Food is all about taste, colour and flavour. Using herbs and spices expands your palette without the extra calories and in turn decreases the amount of salt, fat and sugar you use without sacrificing flavour.
A judicious pinch of pepper is sufficient to make a world of difference to many soups, stews, marinades and other sauces. A once rare spice that was synonymous to currency and gold coins (to pay taxes, private debts and ransoms, among other transactions) and offered to gods as a sacred offering is now popularly used all round the year globally. The two main reasons pepper was much sought after especially in the middle ages was
(1) it added spice to common, inexpensive food that was often bland
(2) It could mask stale or spoiled flavors, important when food preservation wasn’t easy.
Not for nothing, Black Pepper corns (Piper nigrum) was called as `King of spices’ or ‘Black Gold’.
Peppercorn is native to the tropical evergreen rain forest of the Malabar region (State of Kerala in South India) from where it spread to rest of the world through Indian and Arab traders
The amazing strong pungent flavor of fresh pepper is most fragrant when freshly milled and added just before serving as the volatile-oil `piperine’ is released (Extended cooking results in loss of these essential oils and there is loss of pungency)
Though from the same plant they are available as green, red, black & white pepper corns depending on what stage of maturity they were picked and further processing. Usually picked while they are half mature and red in color but later they are sun dried. This makes them shrivel and become black & hard. If they are harvested when they are still unripe we get green peppercorns. If the black peppercorns are soaked in brine and then de-skinned they give you the less piquant white pepper.
When you look at black peppers use from a culinary standpoint, the options are almost
endless. Right from some traditional usage, that include marinating meats with crushed peppercorns; spicing white sauce for au gratins and lasagnas, adding pepper to warm beverages such as tea, turmeric lathe, tomato or chicken soup, sprinkling on freshly cut fruit for a spicy kick; and grinding pepper into a bowl of olive oil with balsamic vinegar to create a dipping sauce for bread and vegetables are just a few examples.
Low in calories and contains iron, potassium, calcium, magnesium, manganese, zinc, chromium, vitamins A and C, and other nutrients but it is mainly prized for its medicinal benefits.
10 main health benefits of Piperine Nigerum
Stimulates appetite – especially the Olfactory senses (sense of smell) and helps improve appetite.
Increases Nutrient absorption – enhances the bioavailability of various nutrients such as vitamins A and C, selenium, beta-carotene, and others, thereby improving your overall health. It improves the bioavailability of curcumin from turmeric.
Improves Digestion – help relieve digestive problems like indigestion, flatulence, constipation and bloating.

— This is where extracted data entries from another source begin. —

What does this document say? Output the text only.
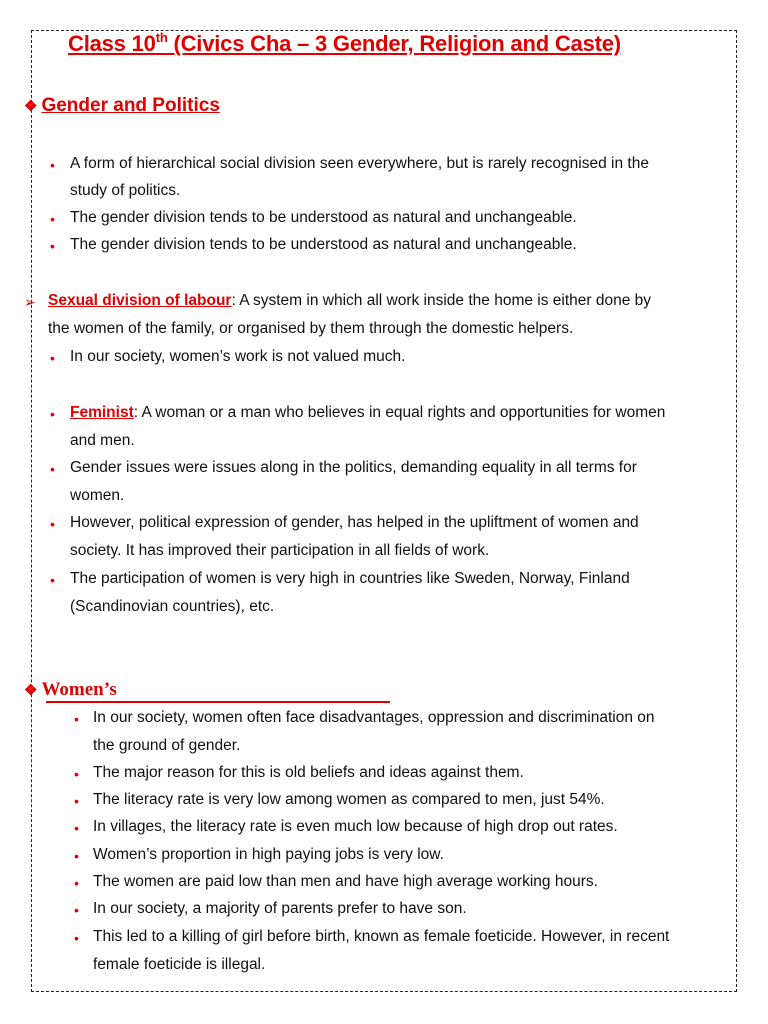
Class 10th (Civics Cha – 3 Gender, Religion and Caste)
❖ Gender and Politics
• A form of hierarchical social division seen everywhere, but is rarely recognised in the
study of politics.
• The gender division tends to be understood as natural and unchangeable.
• The gender division tends to be understood as natural and unchangeable.
➢ Sexual division of labour: A system in which all work inside the home is either done by
the women of the family, or organised by them through the domestic helpers.
• In our society, women’s work is not valued much.
• Feminist: A woman or a man who believes in equal rights and opportunities for women
and men.
• Gender issues were issues along in the politics, demanding equality in all terms for
women.
• However, political expression of gender, has helped in the upliftment of women and
society. It has improved their participation in all fields of work.
• The participation of women is very high in countries like Sweden, Norway, Finland
(Scandinovian countries), etc.
❖ Women’s
• In our society, women often face disadvantages, oppression and discrimination on
the ground of gender.
• The major reason for this is old beliefs and ideas against them.
• The literacy rate is very low among women as compared to men, just 54%.
• In villages, the literacy rate is even much low because of high drop out rates.
• Women’s proportion in high paying jobs is very low.
• The women are paid low than men and have high average working hours.
• In our society, a majority of parents prefer to have son.
• This led to a killing of girl before birth, known as female foeticide. However, in recent
female foeticide is illegal.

Helps weight loss – The outer layer of peppercorns has phytonutrients that help breakdown fat cells.
Helps clear Congestion of respiratory tract because of its anti microbial activity.
Combats Arthritis – due to its anti-inflammatory properties. It improves circulation and reduces pain & swelling of joints in between the fingers.
Fights cancer – particularly colon and breast cancer and works even better if taken in combination with turmeric
Prevents other diseases – like high blood pressure, diabetes, and cardiovascular disease.
Treats Teeth and Gum Problems
Acts as a mood elevator and prevents depression.